Channel Impulse Response Multilevel Quantization for Power Line Communications

Physical layer security (PLS) has become a popular topic in the research community as a complement to traditional security schemes. Particularly, by taking advantage of the channel's symmetry, a robust ecosystem of security applications has developed in wireless communications. However, in power line communications (PLC), the general lack of channel symmetry has limited and hampered the development of physical layer techniques. In this paper, we address the cited constraint, by deriving a symmetric virtual channel impulse response (CIR) from the corresponding asymmetric PLC channel state information (CSI).
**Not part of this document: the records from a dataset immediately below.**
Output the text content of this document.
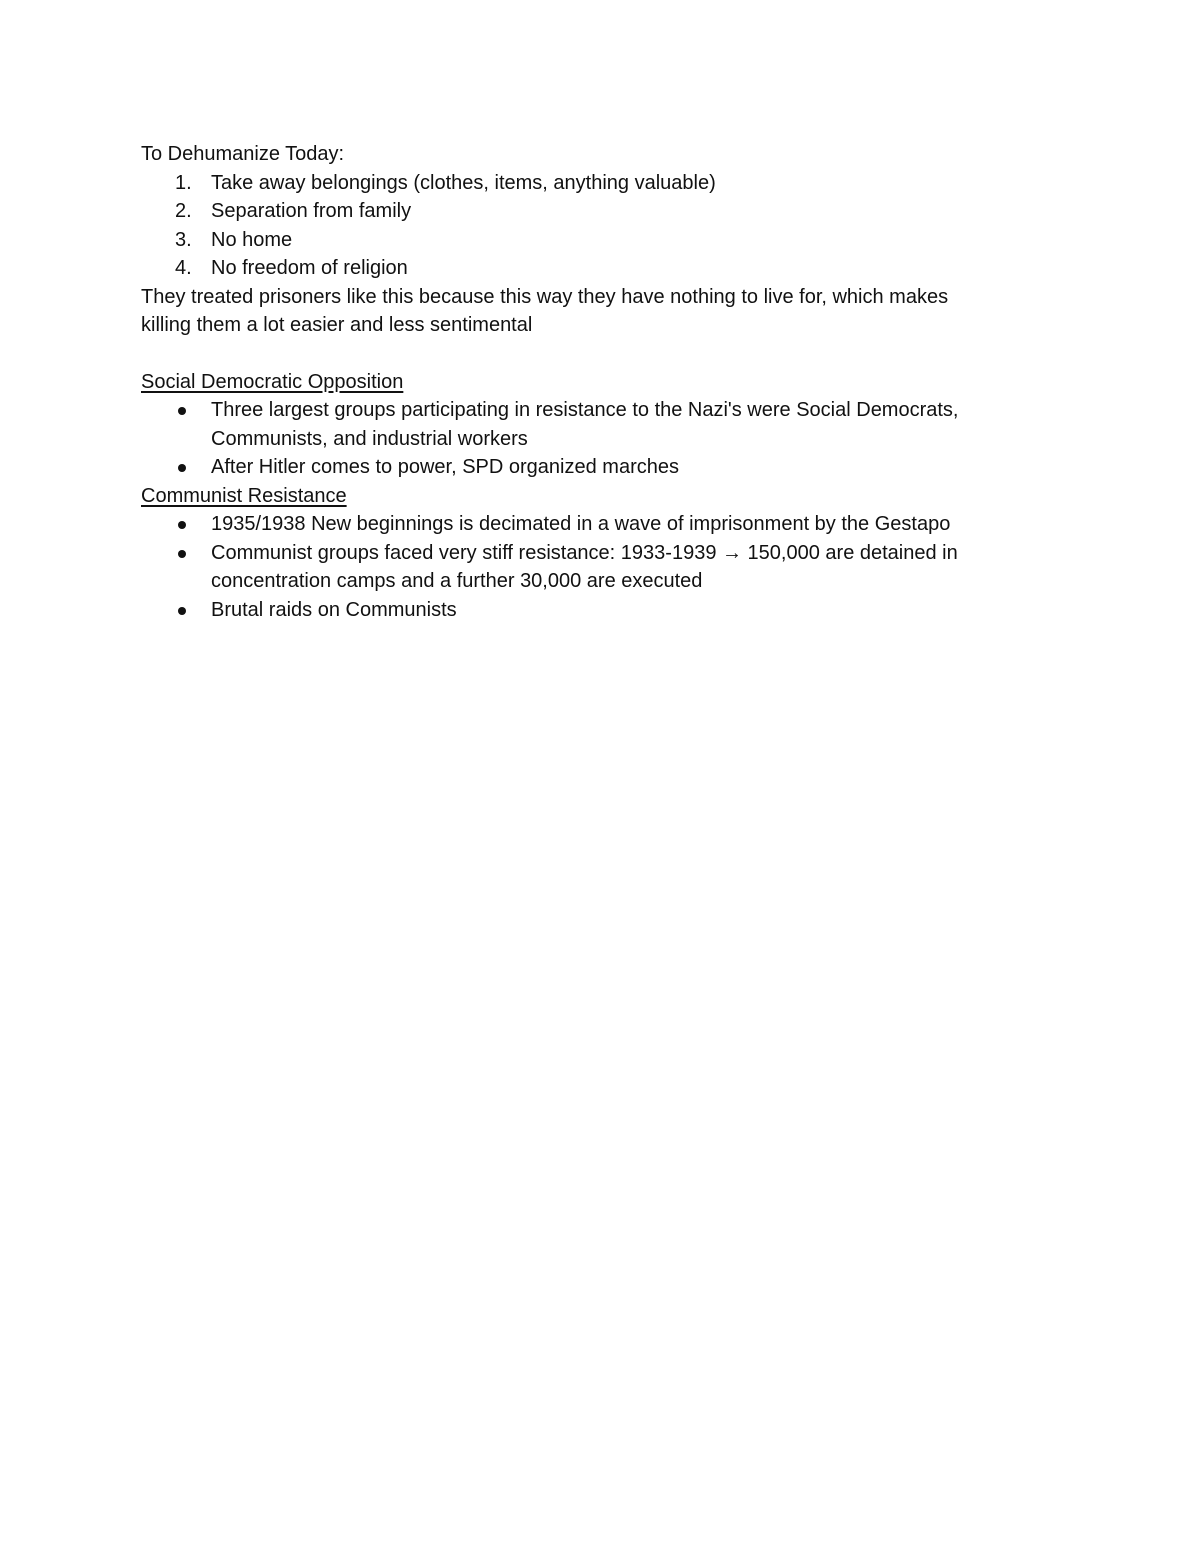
To Dehumanize Today:
1. Take away belongings (clothes, items, anything valuable)
2. Separation from family
3. No home
4. No freedom of religion
They treated prisoners like this because this way they have nothing to live for, which makes
killing them a lot easier and less sentimental
Social Democratic Opposition
Three largest groups participating in resistance to the Nazi's were Social Democrats,
Communists, and industrial workers
After Hitler comes to power, SPD organized marches
Communist Resistance
1935/1938 New beginnings is decimated in a wave of imprisonment by the Gestapo
Communist groups faced very stiff resistance: 1933-1939 → 150,000 are detained in
concentration camps and a further 30,000 are executed
Brutal raids on Communists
In view of this, we propose a low-complexity and, to the best of our knowledge, the first CIR multilevel quantization algorithm that can be used in various PLC applications. While we contextualize our solution within the PLS domain, it has a wide applicability. Specifically, we start by analyzing the PLC channel path delays reciprocity, its relationship with topology changes, and its independence from all other power line characteristics. Then, the quality and viability of the proposed scheme are quantified, by comparing the bit mismatch rate (BMR) with its one-level quantization counterpart. The simulation results, under different topologies, confirm the performance of the proposed approach that can reduce the BMR by at least three orders of magnitude with respect to the one-level quantization, for noise levels below 90 dBuV. Finally, we conclude the paper by showing a few applications of the proposed solution and highlighting some future research directions.